Before I started teaching in 2013, I joined the moreTPRS Yahoo list serve. Then in 2015, I joined Ben Slavic’s PLC. At that time, there were daily—DAILY—conversations about Second Language Acquisition (SLA), with really tough questions being asked, answered, and debated ad nauseam. Then Tea With BVP was launched, with weekly shows until 2018—here are my clips down to the nuts & bolts. N.B. That show was rebooted in a different iteration as TalkinL2 until just about a year ago. Needless to say, I learned a great deal in those five years; far more, in fact, than in my MAT program (no offense, just a result of SLA expert-lacking faculty nationwide).

I cannot overstate this enough when I say that those early years were simply *crucial* in the development of what we all learned about SLA, and teaching languages. Furthermore, what we now know has also been around for like 10, 20, 30, even 40 years beforehand! That is, most scholarship in the last decades haven’t really changed the game of what’s been discussed since the 70s. The problem? This stuff wasn’t (isn’t?) mainstream—at all. That “golden age” of my SLA development involved the constant interaction with perhaps 200, maybe 300 teachers, almost all of whom I can reach out to with a click. I also had direct access to researchers, their ideas, as well as teachers implementing and arguing about what is, essentially, “best practice” for teaching languages in schools. When we didn’t understand, we emailed and got answers. And we were fringe. Having been exposed to the same ideas over and over—not just Krashen & VanPatten—thankfully from a variety of perspectives courtesy of Eric Herman, a solid understanding of universal truths (as much as we can call them that in the field of SLA) was being discussed.

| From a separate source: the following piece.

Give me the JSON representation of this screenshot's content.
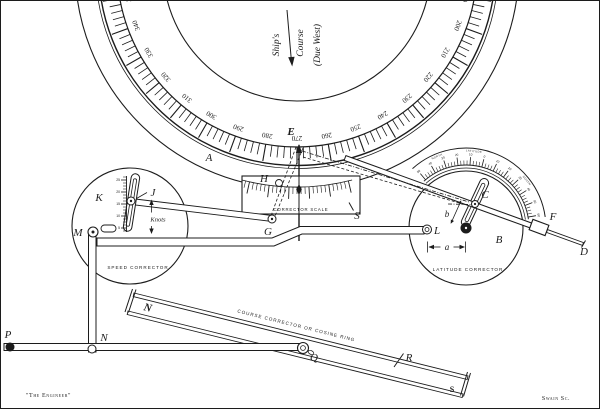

Don’t get me wrong. There was a LOT of disequilibrium that nearly everyone had to face (e.g. “wait, so you’re saying that…”), and it was not without major headaches. After all, teachers’ worlds were literally being turned upside-down (no, I do mean literally like what you thought was the cause was just a result). Even the researchers’ ideas were challenged—by “mere” teachers no less—and fruitful discussion emerged, like when Carol Gaab demanded a concrete response about whether co-creating a story was a communicative act (i.e. had purpose). N.B. Yes, it is; entertainment. There was significant growth at that time, but it wasn’t all roses. We could call a spade a spade, or at least all come to agreement that a heart was definitely not a spade, and then talk about how to make that heart into a spade. Granted, this was within the fringe group of hundreds of teachers who had that shared experience, but there was definitely some kind of “tell me if what I’m talking about is complete nonsense” agreement. Whatever it was, it now feels like he heyday of theory to practice and critical looks at each others’ teaching.